Hal itu disampaikan Direktur Urusan Agama Islam dan Pembinaan Syariah (Urais dan Binsyar), Adib dalam kegiatan Focus Group Discussion (FGD) Telaah Buku/Naskah Keagamaan Islam di Majalengka, Sabtu (15/7/2023).
“Telaah buku dan naskah keagamaan penting untuk dilakukan. Kita ingin menyajikan buku dan naskah ke masyarakat sesuai dengan kebutuhan mereka. Upaya ini juga dilakukan untuk menjaga kualitas mutu serta kelayakan buku dan naskah keagamaan,” ungkapnya.

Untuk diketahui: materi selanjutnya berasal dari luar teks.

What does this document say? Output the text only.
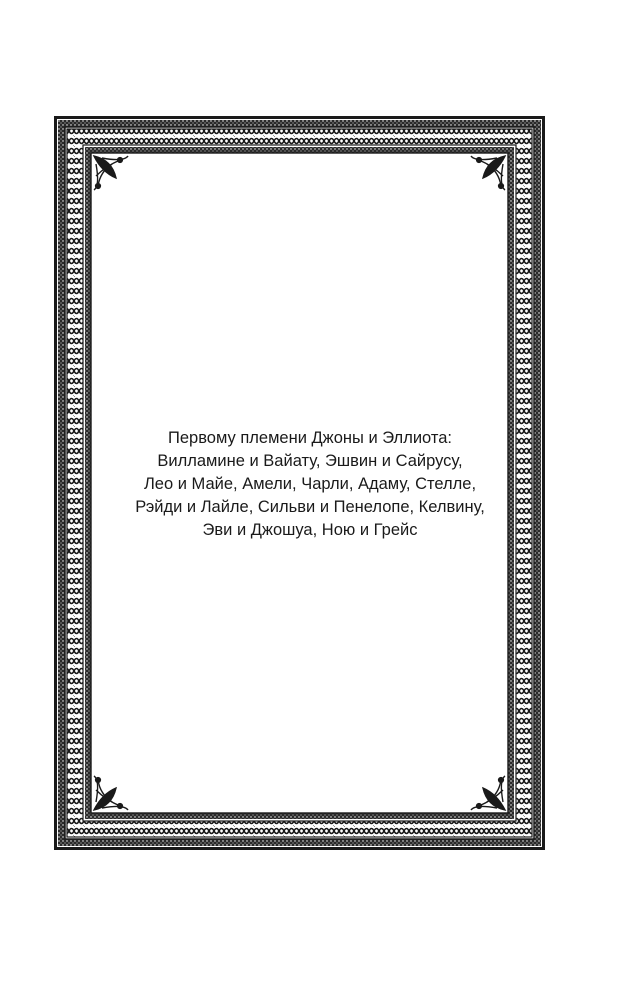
Первому племени Джоны и Эллиота:
Вилламине и Вайату, Эшвин и Сайрусу,
Лео и Майе, Амели, Чарли, Адаму, Стелле,
Рэйди и Лайле, Сильви и Пенелопе, Келвину,
Эви и Джошуа, Ною и Грейс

Lebih lanjut Adib menyampaikan, buku dan naskah keagamaan mesti memuat pesan-pesan mencerahkan.
“Buku dan naskah keagamaan semestinya memberi pesan-pesan yang menyejukkan, damai, toleran, dan moderat. Upaya ini kita terus lakukan agar menjadi panduan yang mencerahkan bagi masyarakat,” ucapnya.
Adib berharap, seluruh peserta dalam kegiatan FGD bisa memanfaatkan momen untuk menyortir buku dan naskah keagamaan secara maksimal.
“Saya meyakini, seluruh peserta yang hadir merupakan pakar yang dipilih Allah untuk melaksanakan tugas penting ini, agar kualitas mutu buku keagamaan bisa terjaga,” pungkasnya.